One of the most appreciated effects of the GOP’s new tax legislation is it’s potential to completely upend the relationship between employers and employees.
A series of provisions in the tax bill incentivize employers and employees alike to convert workers to freelance laborers. The shift could undermine the system of employer-provided benefits and worker protections.
Under the new tax code, freelance workers will receive considerable deductions that won’t be available to traditional laborers — a difference in tax treatment could accelerate the already precipitous growth in freelance labor in the U.S. economy.
Even before the tax bill passed, freelancers were on track to become a majority of the U.S. workforce over the next decade.

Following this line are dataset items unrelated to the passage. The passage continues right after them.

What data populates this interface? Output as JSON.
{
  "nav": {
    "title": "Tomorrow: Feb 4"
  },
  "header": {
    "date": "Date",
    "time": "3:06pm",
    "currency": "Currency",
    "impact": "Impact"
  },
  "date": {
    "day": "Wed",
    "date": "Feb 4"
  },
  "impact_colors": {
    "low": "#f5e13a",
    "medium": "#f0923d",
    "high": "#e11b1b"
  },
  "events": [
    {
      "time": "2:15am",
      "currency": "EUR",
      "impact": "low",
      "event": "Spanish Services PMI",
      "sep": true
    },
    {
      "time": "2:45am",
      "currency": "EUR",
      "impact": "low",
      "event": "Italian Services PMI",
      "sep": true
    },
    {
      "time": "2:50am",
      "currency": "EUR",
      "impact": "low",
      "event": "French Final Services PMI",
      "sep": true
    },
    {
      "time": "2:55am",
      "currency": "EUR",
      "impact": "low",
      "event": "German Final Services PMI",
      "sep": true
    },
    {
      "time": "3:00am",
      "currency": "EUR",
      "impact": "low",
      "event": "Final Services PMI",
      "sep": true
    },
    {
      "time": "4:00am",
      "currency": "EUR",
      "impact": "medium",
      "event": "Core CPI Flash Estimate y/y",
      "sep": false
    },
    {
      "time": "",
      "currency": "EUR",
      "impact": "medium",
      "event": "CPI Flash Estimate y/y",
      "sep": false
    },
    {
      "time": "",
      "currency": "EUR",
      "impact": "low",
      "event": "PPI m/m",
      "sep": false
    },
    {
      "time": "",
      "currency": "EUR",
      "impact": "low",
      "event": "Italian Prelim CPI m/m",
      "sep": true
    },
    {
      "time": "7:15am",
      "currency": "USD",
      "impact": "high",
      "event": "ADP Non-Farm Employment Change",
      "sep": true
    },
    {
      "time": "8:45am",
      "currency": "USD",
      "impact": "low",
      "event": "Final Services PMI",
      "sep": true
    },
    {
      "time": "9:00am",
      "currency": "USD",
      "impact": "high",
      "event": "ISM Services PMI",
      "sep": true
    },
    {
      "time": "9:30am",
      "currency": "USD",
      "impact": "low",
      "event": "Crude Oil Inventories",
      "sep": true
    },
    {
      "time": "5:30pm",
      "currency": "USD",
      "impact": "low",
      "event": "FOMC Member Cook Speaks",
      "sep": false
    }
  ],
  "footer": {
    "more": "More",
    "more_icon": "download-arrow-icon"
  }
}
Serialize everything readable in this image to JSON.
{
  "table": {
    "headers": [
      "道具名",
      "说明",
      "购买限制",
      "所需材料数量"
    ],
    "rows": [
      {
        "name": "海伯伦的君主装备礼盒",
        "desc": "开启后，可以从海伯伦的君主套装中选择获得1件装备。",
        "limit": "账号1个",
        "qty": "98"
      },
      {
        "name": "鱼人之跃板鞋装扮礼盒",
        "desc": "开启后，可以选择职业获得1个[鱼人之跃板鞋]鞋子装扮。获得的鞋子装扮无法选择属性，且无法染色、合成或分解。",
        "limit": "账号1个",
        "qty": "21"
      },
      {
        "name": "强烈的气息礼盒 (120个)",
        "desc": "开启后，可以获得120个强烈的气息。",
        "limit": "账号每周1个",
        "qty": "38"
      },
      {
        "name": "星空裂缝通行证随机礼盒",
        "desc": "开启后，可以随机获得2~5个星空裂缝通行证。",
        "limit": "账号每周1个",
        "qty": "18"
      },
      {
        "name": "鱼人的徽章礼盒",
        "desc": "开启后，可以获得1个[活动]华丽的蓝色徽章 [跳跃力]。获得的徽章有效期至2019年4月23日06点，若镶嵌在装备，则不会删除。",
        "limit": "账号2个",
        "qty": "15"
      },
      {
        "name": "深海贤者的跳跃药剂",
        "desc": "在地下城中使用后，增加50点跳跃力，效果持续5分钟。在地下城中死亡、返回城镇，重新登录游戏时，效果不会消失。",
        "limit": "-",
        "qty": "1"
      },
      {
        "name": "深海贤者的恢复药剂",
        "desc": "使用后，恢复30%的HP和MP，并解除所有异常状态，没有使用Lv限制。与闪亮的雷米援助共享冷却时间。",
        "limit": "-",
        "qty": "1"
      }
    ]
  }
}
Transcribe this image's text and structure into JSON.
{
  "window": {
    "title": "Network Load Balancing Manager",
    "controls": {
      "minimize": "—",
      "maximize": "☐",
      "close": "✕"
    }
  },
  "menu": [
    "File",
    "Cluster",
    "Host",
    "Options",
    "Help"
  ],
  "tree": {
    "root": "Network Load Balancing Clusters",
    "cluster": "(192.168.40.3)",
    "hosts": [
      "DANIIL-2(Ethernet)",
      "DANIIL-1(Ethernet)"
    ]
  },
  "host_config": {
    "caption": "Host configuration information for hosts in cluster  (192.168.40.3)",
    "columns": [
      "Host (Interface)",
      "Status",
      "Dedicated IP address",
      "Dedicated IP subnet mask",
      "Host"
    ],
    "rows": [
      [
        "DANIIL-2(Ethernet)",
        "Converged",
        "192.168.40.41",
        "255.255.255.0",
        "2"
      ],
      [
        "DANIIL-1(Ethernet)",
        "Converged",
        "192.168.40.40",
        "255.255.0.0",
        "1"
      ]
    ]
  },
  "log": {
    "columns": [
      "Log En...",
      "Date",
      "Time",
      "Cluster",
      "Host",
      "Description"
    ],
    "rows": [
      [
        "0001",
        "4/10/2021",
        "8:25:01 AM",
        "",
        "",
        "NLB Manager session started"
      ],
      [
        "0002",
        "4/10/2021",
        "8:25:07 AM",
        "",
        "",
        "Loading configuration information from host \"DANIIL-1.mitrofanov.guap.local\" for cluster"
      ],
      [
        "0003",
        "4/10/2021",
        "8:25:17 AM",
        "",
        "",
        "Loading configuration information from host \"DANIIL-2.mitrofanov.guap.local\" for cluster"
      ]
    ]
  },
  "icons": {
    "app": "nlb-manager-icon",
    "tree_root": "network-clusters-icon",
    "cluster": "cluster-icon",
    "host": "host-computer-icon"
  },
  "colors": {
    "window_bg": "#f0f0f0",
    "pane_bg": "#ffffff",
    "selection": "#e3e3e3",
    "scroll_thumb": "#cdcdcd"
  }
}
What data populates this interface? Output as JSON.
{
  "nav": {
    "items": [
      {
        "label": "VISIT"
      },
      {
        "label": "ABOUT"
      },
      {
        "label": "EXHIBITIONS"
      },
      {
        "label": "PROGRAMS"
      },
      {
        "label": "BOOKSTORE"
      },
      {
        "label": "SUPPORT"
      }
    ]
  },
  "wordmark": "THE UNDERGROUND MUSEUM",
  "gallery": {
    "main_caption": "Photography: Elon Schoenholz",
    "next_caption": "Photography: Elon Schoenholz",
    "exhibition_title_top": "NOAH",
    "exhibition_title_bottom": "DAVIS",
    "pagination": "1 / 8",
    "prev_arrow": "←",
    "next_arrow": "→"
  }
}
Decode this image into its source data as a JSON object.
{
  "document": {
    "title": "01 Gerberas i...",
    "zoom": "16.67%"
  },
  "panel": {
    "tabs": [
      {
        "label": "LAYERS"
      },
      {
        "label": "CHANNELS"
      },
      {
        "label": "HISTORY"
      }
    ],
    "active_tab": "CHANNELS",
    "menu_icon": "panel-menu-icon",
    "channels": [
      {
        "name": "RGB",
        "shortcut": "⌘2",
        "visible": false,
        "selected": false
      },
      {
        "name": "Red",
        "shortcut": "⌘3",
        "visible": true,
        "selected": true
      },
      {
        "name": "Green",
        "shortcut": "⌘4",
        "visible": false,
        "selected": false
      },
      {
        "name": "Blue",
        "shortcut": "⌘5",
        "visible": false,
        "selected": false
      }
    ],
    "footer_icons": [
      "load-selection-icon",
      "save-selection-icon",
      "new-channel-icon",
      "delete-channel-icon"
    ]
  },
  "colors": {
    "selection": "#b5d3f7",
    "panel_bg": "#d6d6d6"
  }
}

This bill could make that a reality even sooner.
An increase in dependence on freelance labor would likely mean an economy where employees have less access to employer-provided benefits, like health care, retirement plans, workers compensation and the right to start or join a union.
Now, a new analysis from the Brookings Institution shows just how much workers who remain employees will lose at every level by not becoming freelancers.
“The tax bill is a big tax cut for corporations and also for pass-through businesses and much less of a tax cut for wage-earners,” Adam Looney, an economist at at Brookings. “And so the incentive is really clear, that you’re better off being self-employed or a freelancer, and not an employee.”
According to Brookings’ analysis, an employee who earns $65,000 will pay $2,330 more per year in taxes than a person who becomes self-employed.
That’s before factoring various other tax benefits, like the deduction for home offices, that will soon be available only to freelance workers and not employees.
The overall effect is likely to be a shift towards an economy where workers are increasingly treated as contingent independent contractors who are not entitled to any of the workplace protections that Americans expect at their jobs.